Crónica do chá verde: Uma declaração de amor velada no dia de São Valentim

Em pleno século XXI, enquanto o mundo se desdobra em corações de pelúcia e chocolates efémeros, ergo-me como devoto de um ritual mais subtil: o meu chá verde. Não é mera infusão, mas uma cerimónia que obedece à liturgia do terroir — folhas colhidas nas encostas de Uji, Japão, onde a névoa matinal beija os brotos como um amante discreto. A água, aquecida a 80°C (nunca mais, nunca menos), é derramada com a precisão de um relojoeiro suíço, porque o amor, tal como a Camellia sinensis, exige temperança. Afinal, São Valentim, o mártir que desafiava imperadores para unir casais, certamente apreciaria esta rebeldia silenciosa contra a vulgaridade das chávenas de micro-ondas.

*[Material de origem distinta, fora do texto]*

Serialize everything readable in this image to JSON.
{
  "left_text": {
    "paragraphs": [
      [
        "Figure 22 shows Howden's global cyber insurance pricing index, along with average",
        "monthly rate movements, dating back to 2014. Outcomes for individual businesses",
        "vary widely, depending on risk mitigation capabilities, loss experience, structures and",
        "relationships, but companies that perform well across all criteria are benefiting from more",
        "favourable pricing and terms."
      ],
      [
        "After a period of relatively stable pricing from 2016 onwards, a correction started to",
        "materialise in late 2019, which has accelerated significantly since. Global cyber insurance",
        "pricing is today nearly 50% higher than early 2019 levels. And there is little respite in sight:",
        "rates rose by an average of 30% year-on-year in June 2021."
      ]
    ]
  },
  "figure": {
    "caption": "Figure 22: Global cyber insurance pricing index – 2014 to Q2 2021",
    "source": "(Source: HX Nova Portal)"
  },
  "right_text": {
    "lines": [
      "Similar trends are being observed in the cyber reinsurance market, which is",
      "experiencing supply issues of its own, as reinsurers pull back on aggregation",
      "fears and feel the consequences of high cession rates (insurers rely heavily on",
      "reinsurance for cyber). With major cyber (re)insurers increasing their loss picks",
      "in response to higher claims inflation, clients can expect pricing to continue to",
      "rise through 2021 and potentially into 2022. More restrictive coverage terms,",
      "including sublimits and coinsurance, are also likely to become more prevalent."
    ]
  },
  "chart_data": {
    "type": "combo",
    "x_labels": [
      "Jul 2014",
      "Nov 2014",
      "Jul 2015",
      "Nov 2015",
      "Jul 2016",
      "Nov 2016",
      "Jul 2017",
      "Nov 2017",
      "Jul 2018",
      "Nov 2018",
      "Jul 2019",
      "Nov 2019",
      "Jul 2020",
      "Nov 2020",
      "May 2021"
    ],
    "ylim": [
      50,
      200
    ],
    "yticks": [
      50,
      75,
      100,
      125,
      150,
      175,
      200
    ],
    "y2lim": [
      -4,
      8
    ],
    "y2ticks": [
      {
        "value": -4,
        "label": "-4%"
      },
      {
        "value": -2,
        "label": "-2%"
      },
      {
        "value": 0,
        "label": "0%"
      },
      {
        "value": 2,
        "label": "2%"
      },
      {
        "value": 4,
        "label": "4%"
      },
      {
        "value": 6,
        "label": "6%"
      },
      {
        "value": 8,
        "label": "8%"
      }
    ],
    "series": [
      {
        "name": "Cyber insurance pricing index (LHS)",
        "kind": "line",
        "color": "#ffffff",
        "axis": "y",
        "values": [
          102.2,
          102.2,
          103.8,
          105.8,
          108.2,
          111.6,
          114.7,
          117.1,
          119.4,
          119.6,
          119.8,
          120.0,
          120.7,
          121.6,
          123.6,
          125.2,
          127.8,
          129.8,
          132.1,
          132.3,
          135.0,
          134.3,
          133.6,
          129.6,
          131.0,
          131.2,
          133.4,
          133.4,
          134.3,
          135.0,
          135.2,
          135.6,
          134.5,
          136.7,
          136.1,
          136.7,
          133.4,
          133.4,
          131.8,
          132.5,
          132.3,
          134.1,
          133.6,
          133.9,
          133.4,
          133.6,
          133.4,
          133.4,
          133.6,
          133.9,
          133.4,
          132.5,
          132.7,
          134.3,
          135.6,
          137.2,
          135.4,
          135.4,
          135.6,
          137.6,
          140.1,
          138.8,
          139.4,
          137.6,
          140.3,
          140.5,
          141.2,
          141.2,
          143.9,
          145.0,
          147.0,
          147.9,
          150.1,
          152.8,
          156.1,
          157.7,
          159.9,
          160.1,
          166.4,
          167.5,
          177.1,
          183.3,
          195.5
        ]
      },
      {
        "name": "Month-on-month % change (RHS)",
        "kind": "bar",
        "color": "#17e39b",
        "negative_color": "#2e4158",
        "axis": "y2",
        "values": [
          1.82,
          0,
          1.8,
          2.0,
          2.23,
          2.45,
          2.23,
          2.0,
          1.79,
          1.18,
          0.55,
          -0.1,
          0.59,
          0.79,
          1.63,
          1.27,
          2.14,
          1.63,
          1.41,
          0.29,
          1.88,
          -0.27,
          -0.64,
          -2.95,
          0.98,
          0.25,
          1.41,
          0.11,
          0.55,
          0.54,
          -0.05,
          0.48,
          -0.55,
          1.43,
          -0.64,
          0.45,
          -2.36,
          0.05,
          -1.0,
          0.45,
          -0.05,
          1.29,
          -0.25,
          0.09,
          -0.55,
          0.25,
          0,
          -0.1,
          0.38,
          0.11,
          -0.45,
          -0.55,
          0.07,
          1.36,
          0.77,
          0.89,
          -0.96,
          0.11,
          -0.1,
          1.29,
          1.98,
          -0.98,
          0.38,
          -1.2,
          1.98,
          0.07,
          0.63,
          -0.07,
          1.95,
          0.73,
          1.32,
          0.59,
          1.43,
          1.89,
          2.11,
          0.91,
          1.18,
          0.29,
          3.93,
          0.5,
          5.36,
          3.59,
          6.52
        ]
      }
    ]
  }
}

O tempo de infusão — três minutos exactos — é uma metáfora do cortejo romântico: acelerar é queimar as nuances, hesitar é desperdiçar o potencial. Enquanto as folhas se desdobram na água, lembro-me das raparigas que bordavam lenços com versos secretos para os namorados, transformando linho em poesia. O meu chá, como aqueles panos amorosos, guarda mensagens cifradas: o primeiro gole, marinho como a saudade; o segundo, suave como um compromisso; o terceiro, doce como a cumplicidade. E se os antigos romanos ofereciam grãos a Cupido, eu ofereço à xícara uma pétala de rosa — porque até Vénus, na sua espuma, reconheceria aqui um elixir de sedução.

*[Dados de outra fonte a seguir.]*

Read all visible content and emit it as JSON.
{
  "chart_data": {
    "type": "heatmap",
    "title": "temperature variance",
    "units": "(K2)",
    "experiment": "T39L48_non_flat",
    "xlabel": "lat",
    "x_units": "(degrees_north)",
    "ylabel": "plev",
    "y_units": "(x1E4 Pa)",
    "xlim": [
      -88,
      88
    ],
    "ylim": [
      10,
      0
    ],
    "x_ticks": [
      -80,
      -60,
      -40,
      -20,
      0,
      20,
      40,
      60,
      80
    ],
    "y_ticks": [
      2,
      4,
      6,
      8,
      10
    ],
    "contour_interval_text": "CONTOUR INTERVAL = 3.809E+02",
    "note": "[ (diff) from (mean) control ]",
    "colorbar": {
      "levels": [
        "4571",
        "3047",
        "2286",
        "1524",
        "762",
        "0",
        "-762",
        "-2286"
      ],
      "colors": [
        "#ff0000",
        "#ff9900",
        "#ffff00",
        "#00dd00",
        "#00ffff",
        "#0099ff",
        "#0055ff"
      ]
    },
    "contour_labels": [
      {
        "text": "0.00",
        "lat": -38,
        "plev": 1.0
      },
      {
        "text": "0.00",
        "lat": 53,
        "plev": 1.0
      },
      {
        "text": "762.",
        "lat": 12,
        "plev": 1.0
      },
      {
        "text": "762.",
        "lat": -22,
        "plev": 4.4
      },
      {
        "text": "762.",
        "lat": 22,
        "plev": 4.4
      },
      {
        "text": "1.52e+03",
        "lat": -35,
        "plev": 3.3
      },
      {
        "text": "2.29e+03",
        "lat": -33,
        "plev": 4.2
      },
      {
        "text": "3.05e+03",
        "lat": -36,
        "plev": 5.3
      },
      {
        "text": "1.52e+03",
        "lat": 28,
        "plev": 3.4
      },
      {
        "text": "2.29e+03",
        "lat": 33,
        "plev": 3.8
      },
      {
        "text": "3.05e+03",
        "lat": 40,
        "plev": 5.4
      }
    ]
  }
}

No fim, o ritual transcende o líquido âmbar. É uma ode ao detalhe, à paciência, ao cultivo do invisível — tal como São Valentim, que plantava sementes de amor em casamentos clandestinos, ignorando a espada do imperador. Enquanto o mundo celebra o amor em versão fast-food, eu brindo ao meu chá: parceiro constante que jamais se ausenta, não procura a Lua em dia de nuvens e, nas manhãs frias, aquece as mãos como um abraço prolongado. Porque, no fundo, amar é também saber esperar — pela temperatura certa, pela folha certa, pelo momento certo. E se isso não é romance, que me devolvam as pétalas da infusão.

19.1.25

O conforto das contradições

É curioso como a expressão “zona de conforto” se tornou a máxima moral da nossa era, uma espécie de mantra motivacional reciclado em palestras, livros de autoajuda e, claro, nas redes sociais, onde aparece invariavelmente acompanhado de fotografias de montanhas ou praias desertas. Quem a proclama fá-lo com uma confiança desconcertante, como se jamais tivesse conhecido a lassidão de um sofá num domingo chuvoso ou a sedução de uma rotina bem calibrada. O paradoxo reside no facto de que os seus maiores defensores costumam anunciá-la de poltronas lustrosas ou escritórios climatizados, enquanto incentivam os outros a trocarem caminhos balizados por terrenos inóspitos.

A ironia é particularmente comovente quando observamos que, na maioria dos casos, essas vozes são emanadas de uma posição invejavelmente estável — emocional, financeira ou geográfica. Dizer a um público menos afortunado para abandonar a sua “zona de conforto” soa menos a conselho altruísta e mais a uma tentativa de exportar um incómodo inexistente. Afinal, não é difícil pregar o desconforto como virtude quando se tem um colchão de penas metafórico (ou literal) à espera. Aqui, o conceito não é apenas uma contradição: é um privilégio mal disfarçado sob o manto de uma suposta coragem.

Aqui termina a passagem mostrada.